MRSAを原因菌とする肺炎の治療に用いられる抗菌薬には、バンコマイシン、テイコプラニン、アルベカシン、リネゾリドがあり、バンコマイシン、アルベカシンは治療効果が認められないことから再投与することはなく、また、バンコマイシン、アルベカシン、テイコプラニンは腎機能に応じて投与量を調節する必要があるため、腎機能低下患者に積極的に用いられない。このことから、リネゾリドを選択することが最も適切である。なお、腎機能障害患者において、リネゾリドの体内動態はほとんど変化しない。

問233 (衛生)
MRSA及びその感染症に関する記述のうち、正しいのはどれか。
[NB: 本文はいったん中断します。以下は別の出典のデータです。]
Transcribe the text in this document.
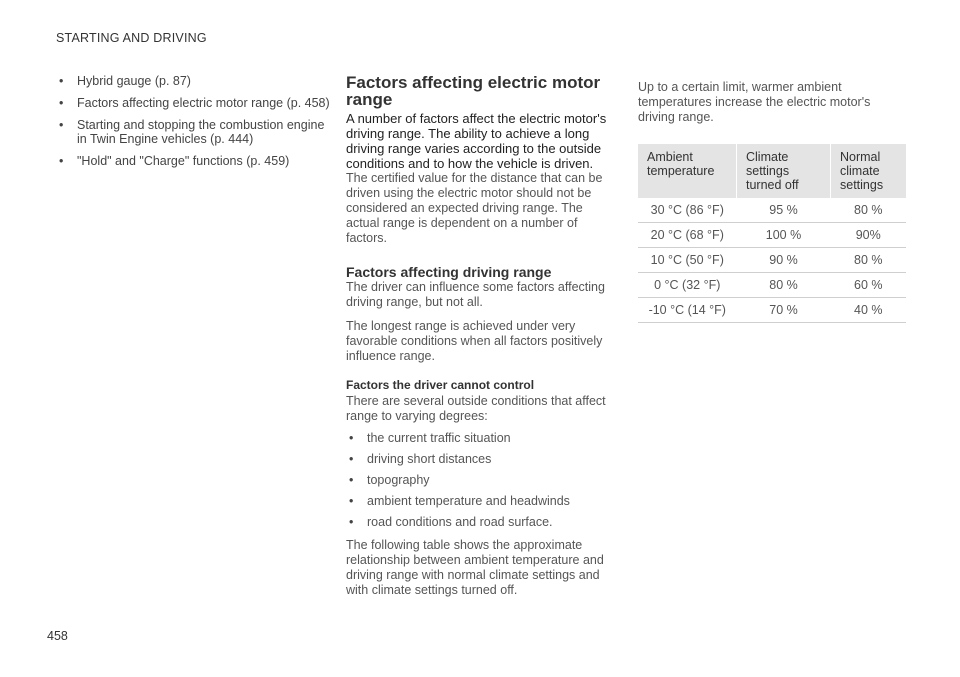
STARTING AND DRIVING
• Hybrid gauge (p. 87)
• Factors affecting electric motor range (p. 458)
• Starting and stopping the combustion engine in Twin Engine vehicles (p. 444)
• "Hold" and "Charge" functions (p. 459)
Factors affecting electric motor range

A number of factors affect the electric motor's driving range. The ability to achieve a long driving range varies according to the outside conditions and to how the vehicle is driven.

The certified value for the distance that can be driven using the electric motor should not be considered an expected driving range. The actual range is dependent on a number of factors.

Factors affecting driving range

The driver can influence some factors affecting driving range, but not all.

The longest range is achieved under very favorable conditions when all factors positively influence range.

Factors the driver cannot control

There are several outside conditions that affect range to varying degrees:

• the current traffic situation
• driving short distances
• topography
• ambient temperature and headwinds
• road conditions and road surface.

The following table shows the approximate relationship between ambient temperature and driving range with normal climate settings and with climate settings turned off.

Up to a certain limit, warmer ambient temperatures increase the electric motor's driving range.

Ambient temperature	Climate settings turned off	Normal climate settings
30 °C (86 °F)	95 %	80 %
20 °C (68 °F)	100 %	90%
10 °C (50 °F)	90 %	80 %
0 °C (32 °F)	80 %	60 %
-10 °C (14 °F)	70 %	40 %
458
2つ選べ。

  1. 感染症法において、特定の職業への就業によって集団感染を起こし得る感染症とされている。
  2. 感染症法に基づき、患者は状況に応じて第二種感染症指定医療機関に入院しなければならない。
  3. 消毒薬として、消毒用エタノールや次亜塩素酸ナトリウムが有効である。
  4. 院内感染を起こす代表的な細菌であり、院内の耐性菌として検出される細菌のうち最も大きな割合を占めている。
  5. 外来患者から検出される黄色ブドウ球菌のうち、MRSAは80%以上を占める。
    *感染症法:感染症の予防及び感染症の患者に対する医療に関する法律

解答・解説

解答
3、4

解説
1 誤
MRSAは、感染症法において5類感染症に分類されており、「国が感染症発生動向調査を行い、その結果に基づいて必要な情報を一般国民や医療関係者に提供・公開していくことによって、発生・拡大を防止すべき感染症」とされている。なお、特定の職業への就業によって集団感染を起こし得る感染症とされているのは、3類感染症である。

2 誤
MRSAは、感染症法において5類感染症に分類されており、MRSAに罹患しても感染症法に基づき入院する必要はない。なお、感染症法に基づき、患者は状況に応じて第二種感染症指定医療機関に入院しなければならないのは、2類感染症に指定された感染症に罹患した場合である。

3 正

4 正

5 誤
外来患者から検出される黄色ブドウ球菌のうち、MRSAは10〜30%程度を占める。